Un día lo llevaron a un sitio donde había otras criaturas como él. Y aprendió que no podía tomar cualquier juguete. En medio de forcejeos y de llantos, supo de la existencia de los otros.
Tiene año y medio y sus ojos ya reflejan abismos. Hay en sus gestos la impronta de saberes recientes.
Hace un par de semanas, su mundo era seguro y predecible. Abría los ojos en su cuna y le bastaba un gemido para que unas manos diligentes de gigante lo elevaran por los aires y lo depositaran en el mundo.
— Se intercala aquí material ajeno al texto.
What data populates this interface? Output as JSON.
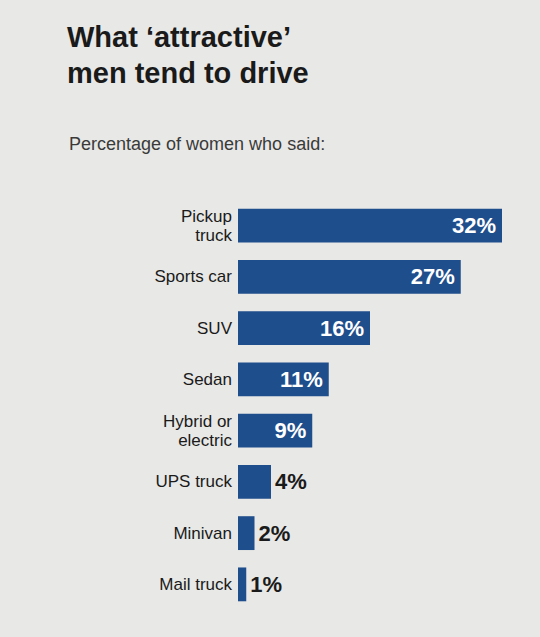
{
  "chart_data": {
    "type": "bar",
    "title": "What ‘attractive’ men tend to drive",
    "subtitle": "Percentage of women who said:",
    "orientation": "horizontal",
    "categories": [
      "Pickup truck",
      "Sports car",
      "SUV",
      "Sedan",
      "Hybrid or electric",
      "UPS truck",
      "Minivan",
      "Mail truck"
    ],
    "values": [
      32,
      27,
      16,
      11,
      9,
      4,
      2,
      1
    ],
    "value_labels": [
      "32%",
      "27%",
      "16%",
      "11%",
      "9%",
      "4%",
      "2%",
      "1%"
    ],
    "color": "#1f4e8c",
    "xlim": [
      0,
      32
    ],
    "data_labels": true,
    "tick_labels": "y",
    "grid": false
  }
}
Todo estaba en su sitio. Los muebles y las mesas. Las butacas de asiento giratorio que tanto lo obsesionan. Los juguetes en la caja de plástico: carros, pelotas de diversos tamaños, un libro de texturas, un tablero con botones que al hundirlos emite sonidos diversos.
Sin tener que pedirlo, a su mano acudía un tetero que conseguía apaciguar su oscuro desasosiego. Con paciencia aceptaba los rituales de limpieza, se embebía en los juegos del agua, se entregaba al forcejeo de piernas y brazos y cabeza que lo dejaba listo para vivir otro día.
En la televisión se sucedían, monótonas, sedantes, las canciones ya aprendidas. Los gigantes desaparecían por momentos, sin que él se diera cuenta, y solo notaba su ausencia cuando reaparecían. Algunas pocas veces salían todos juntos y se iban a un recinto luminoso, de techo azul y blanco y suelo verde y áspero, de fuentes cantarinas, de arena y toboganes. Pero la novedad duraba poco y pronto regresaban.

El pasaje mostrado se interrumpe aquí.